Orochimaru sighed and did as she said, quietly seething at the fact that she was bossing himaround, and yet unwilling to walk away. (If Orochimaru's heart had been a little less shriveled and dark, he would have been able to define the mystery emotion as guilt, telling him he couldn't possibly break his student's heart like that. Unfortunately, however, he knew about as much about guilt as he did about embroidery, and so passed it off as sudden-onset masochism, a condition not at all that uncommon in shinobi.)
Even after he finally got the cookies in the oven, Anko wouldn't let him leave.
"You can't," she insisted over and over again, tugging on his arm and giving him puppy-dog eyes. "You have to eat them with me."
And so, Orochimaru spent the next fifteen minutes tuning out her out as she jabbered on about nothing at all, nodding and 'hmm'ing in all the right places.

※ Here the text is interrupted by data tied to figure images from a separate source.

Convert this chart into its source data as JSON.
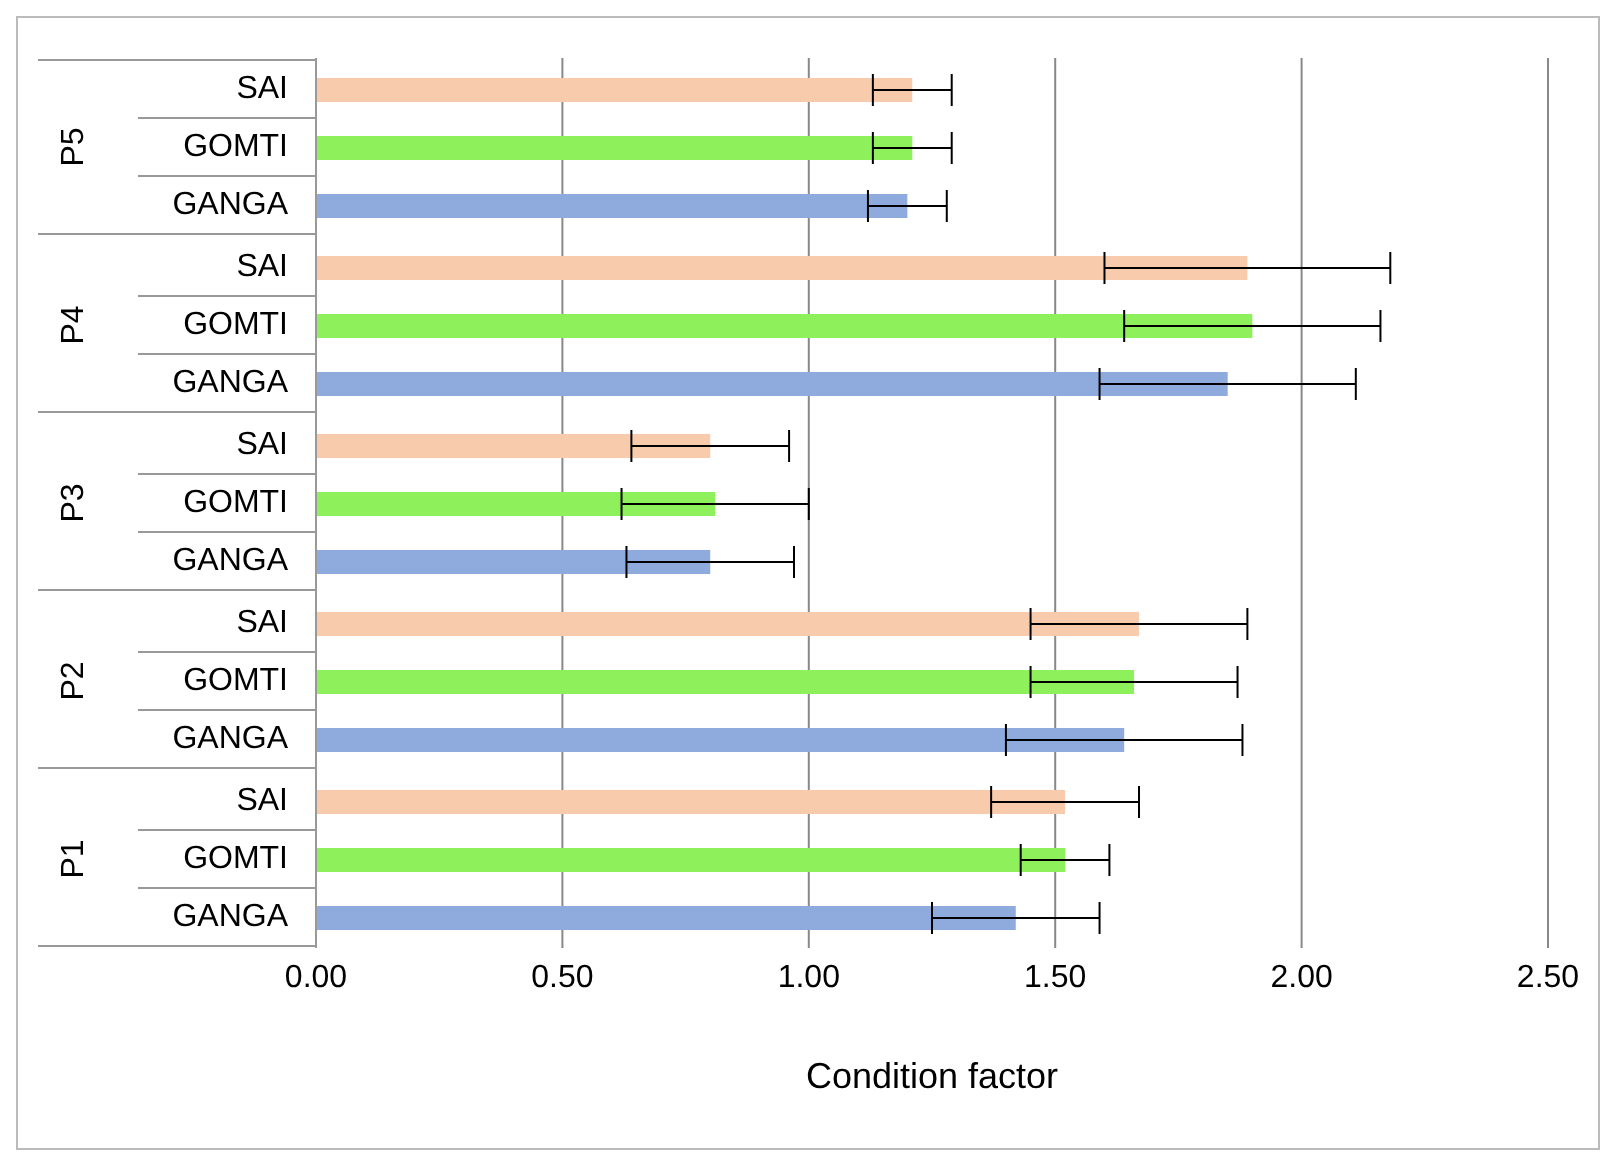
{
  "chart_data": {
    "type": "bar",
    "orientation": "horizontal",
    "xlabel": "Condition factor",
    "categories": [
      "P5",
      "P4",
      "P3",
      "P2",
      "P1"
    ],
    "series": [
      {
        "name": "SAI",
        "color": "#f8cbad",
        "values": [
          1.21,
          1.89,
          0.8,
          1.67,
          1.52
        ],
        "errors": [
          0.08,
          0.29,
          0.16,
          0.22,
          0.15
        ]
      },
      {
        "name": "GOMTI",
        "color": "#8ef05a",
        "values": [
          1.21,
          1.9,
          0.81,
          1.66,
          1.52
        ],
        "errors": [
          0.08,
          0.26,
          0.19,
          0.21,
          0.09
        ]
      },
      {
        "name": "GANGA",
        "color": "#8faadc",
        "values": [
          1.2,
          1.85,
          0.8,
          1.64,
          1.42
        ],
        "errors": [
          0.08,
          0.26,
          0.17,
          0.24,
          0.17
        ]
      }
    ],
    "xlim": [
      0,
      2.5
    ],
    "xticks": [
      {
        "value": 0,
        "label": "0.00"
      },
      {
        "value": 0.5,
        "label": "0.50"
      },
      {
        "value": 1,
        "label": "1.00"
      },
      {
        "value": 1.5,
        "label": "1.50"
      },
      {
        "value": 2,
        "label": "2.00"
      },
      {
        "value": 2.5,
        "label": "2.50"
      }
    ],
    "grid": "x",
    "legend": false
  }
}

The timer, when it finally sounded, was sweeter than any Halleluiah chorus he'd ever heard. Just one bite, and then he'd be able to get out of this domestic little hellhole.
"Here, sensei," Anko said as she dropped a cookie on his plate and set two on her own.
He examined the thing critically. He'd had cookies before, hard, stale little disks the lunchladies at the Academy handed out every Tuesday—as healthy as cardboard and just about as flavorful. He never could understand why the other children made such a big fuss about them.
But Anko was staring at him with a pleading expression on her face, so he flicked out his tongue and pulled the cookie into his mouth, chewing carefully so he'd be less able to taste—oh.
Oh.
It was rich and chocolate-y and gooey, and he had never thought he would use the word gooey as a compliment, but there was no other way to describe the sheer brilliance of the flavors, and…
He didn't realize he'd been staring into space until Anko waved her hand in front of his eyes, a concerned look on her face.
"Are you, okay, sensei?" she asked worriedly.
No, I'm not okay. I'm having a religious experience.
Orochimaru cleared his throat awkwardly. "Yes, yes. I'm fine."
"Would you like another?" Anko held the platter of cookies out to him, looking shy.
They were calling to him, warm and fragrant and golden…
"…Yes," he decided. "Yes I would."
Perhaps, Orochimaru reflected as he left the house (three hours and eighty-three cookies later), he wouldn't outlaw cookies when he was in charge. He'd simply force somebody else make them for him.
And Orochimaru walked back to his home, visions of cookie-making slaves dancing through his head.